Arafat’s death at the age of 75 was something of a mystery and predictably fueled conspiracy theories. Suspicion that foul play was involved will only be heightened if Al Jazeera’s allegation is accurate that his clothes contained trace amounts of polonium, a radioactive substance generally associated with assassinations carried out by agents of the former Soviet Union and the current Putin regime in Russia. That helps to remind us that of all the players in the Middle East drama at the time of his demise, Israel was probably the only one that had an interest in keeping him alive rather than putting an end to his pathetic misrule of the territories. Hamas, his Fatah underlings as well as the host of enemies Arafat made during his career as the world’s number one terrorist, are all far more likely suspects than Israel. However, if Arafat is to be dug up, the focus on the mystery of his death ought to also revive some interest in his criminal career that provides an appropriate context to his ignominious death.

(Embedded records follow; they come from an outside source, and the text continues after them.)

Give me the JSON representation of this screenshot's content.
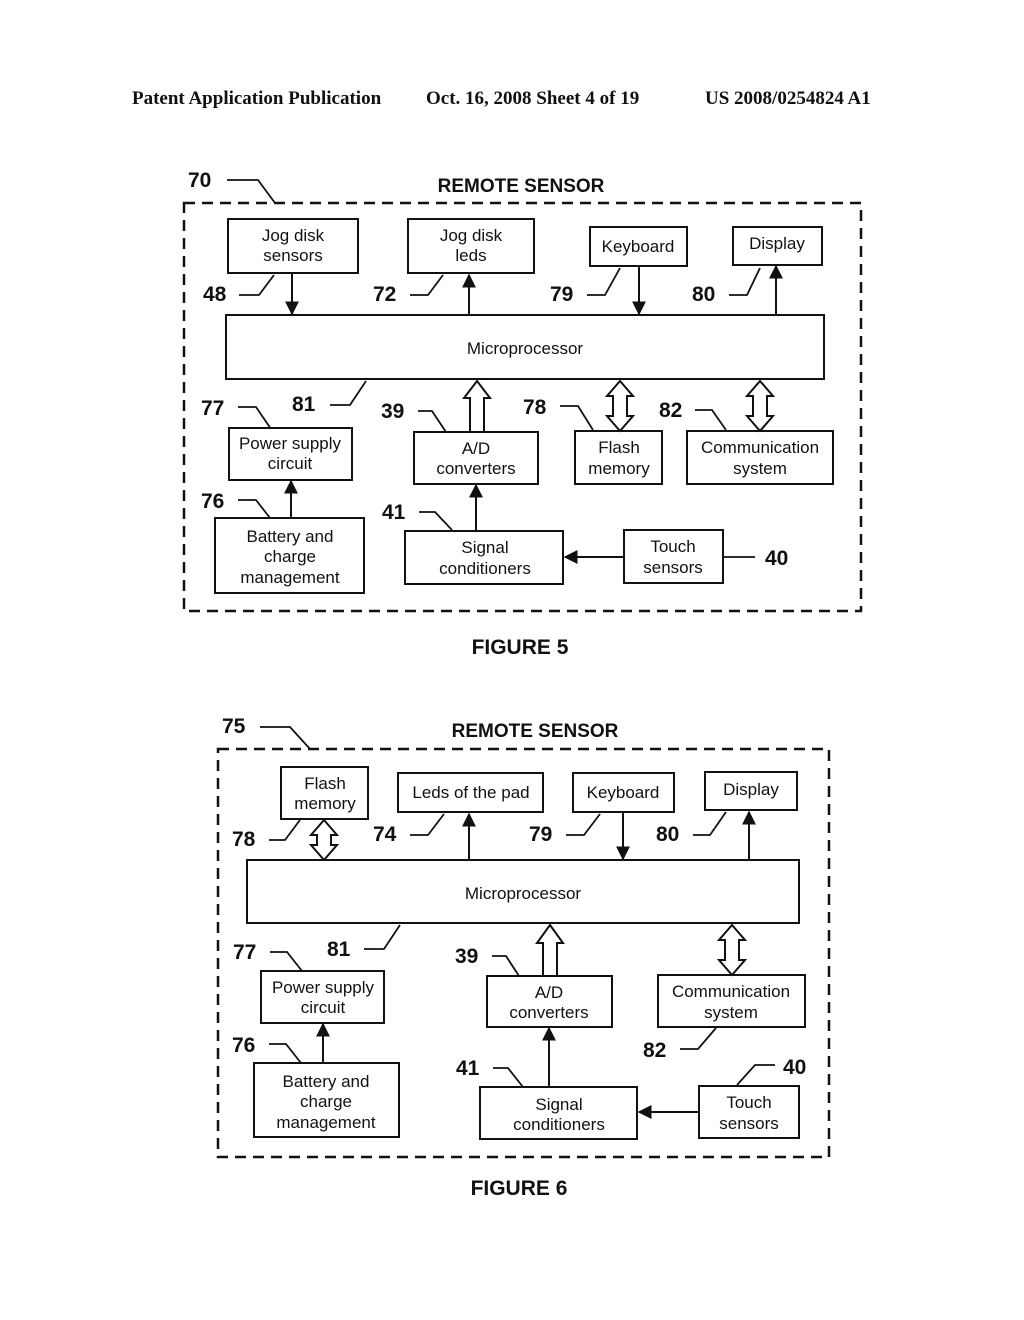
{
  "header": {
    "left": "Patent Application Publication",
    "middle": "Oct. 16, 2008  Sheet 4 of 19",
    "right": "US 2008/0254824 A1"
  },
  "figure5": {
    "caption": "FIGURE 5",
    "title": "REMOTE SENSOR",
    "ref_main": "70",
    "blocks": {
      "jog_sensors": {
        "lines": [
          "Jog disk",
          "sensors"
        ],
        "ref": "48"
      },
      "jog_leds": {
        "lines": [
          "Jog disk",
          "leds"
        ],
        "ref": "72"
      },
      "keyboard": {
        "lines": [
          "Keyboard"
        ],
        "ref": "79"
      },
      "display": {
        "lines": [
          "Display"
        ],
        "ref": "80"
      },
      "micro": {
        "lines": [
          "Microprocessor"
        ],
        "ref": "81"
      },
      "power": {
        "lines": [
          "Power supply",
          "circuit"
        ],
        "ref": "77"
      },
      "ad": {
        "lines": [
          "A/D",
          "converters"
        ],
        "ref": "39"
      },
      "flash": {
        "lines": [
          "Flash",
          "memory"
        ],
        "ref": "78"
      },
      "comm": {
        "lines": [
          "Communication",
          "system"
        ],
        "ref": "82"
      },
      "battery": {
        "lines": [
          "Battery and",
          "charge",
          "management"
        ],
        "ref": "76"
      },
      "signal": {
        "lines": [
          "Signal",
          "conditioners"
        ],
        "ref": "41"
      },
      "touch": {
        "lines": [
          "Touch",
          "sensors"
        ],
        "ref": "40"
      }
    }
  },
  "figure6": {
    "caption": "FIGURE 6",
    "title": "REMOTE SENSOR",
    "ref_main": "75",
    "blocks": {
      "flash": {
        "lines": [
          "Flash",
          "memory"
        ],
        "ref": "78"
      },
      "leds_pad": {
        "lines": [
          "Leds of the pad"
        ],
        "ref": "74"
      },
      "keyboard": {
        "lines": [
          "Keyboard"
        ],
        "ref": "79"
      },
      "display": {
        "lines": [
          "Display"
        ],
        "ref": "80"
      },
      "micro": {
        "lines": [
          "Microprocessor"
        ],
        "ref": "81"
      },
      "power": {
        "lines": [
          "Power supply",
          "circuit"
        ],
        "ref": "77"
      },
      "ad": {
        "lines": [
          "A/D",
          "converters"
        ],
        "ref": "39"
      },
      "comm": {
        "lines": [
          "Communication",
          "system"
        ],
        "ref": "82"
      },
      "battery": {
        "lines": [
          "Battery and",
          "charge",
          "management"
        ],
        "ref": "76"
      },
      "signal": {
        "lines": [
          "Signal",
          "conditioners"
        ],
        "ref": "41"
      },
      "touch": {
        "lines": [
          "Touch",
          "sensors"
        ],
        "ref": "40"
      }
    }
  }
}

It bears remembering that at the time he fell ill in his besieged compound in Ramallah, Israel had good reason to keep the old terrorist safe and sound. So long as Arafat was the face of Palestinian nationalism, his bloodthirsty reputation guaranteed the Jewish state a degree of sympathy that it lost once he was replaced by the more presentable Mahmoud Abbas, though the latter was no less obdurate in his refusal to make peace than his predecessor.
Arafat more or less invented modern international terrorism in the 1970s. But even after supposedly embracing peace with his historic handshake with Yitzhak Rabin on the White House Lawn in September 1993, Arafat had continued to promote and subsidize terror attacks against Israelis, Jews and Americans. When then Israeli Prime Minister Ehud Barak offered him an independent state in almost all of the West Bank, Gaza and a share of Jerusalem at Camp David in 2000 and Taba in 2001, he turned the offers down flat. His answer to these peace initiatives was a terrorist war of attrition, the so-called second intifada that cost the lives of more than 1,000 Israelis and far more Palestinians.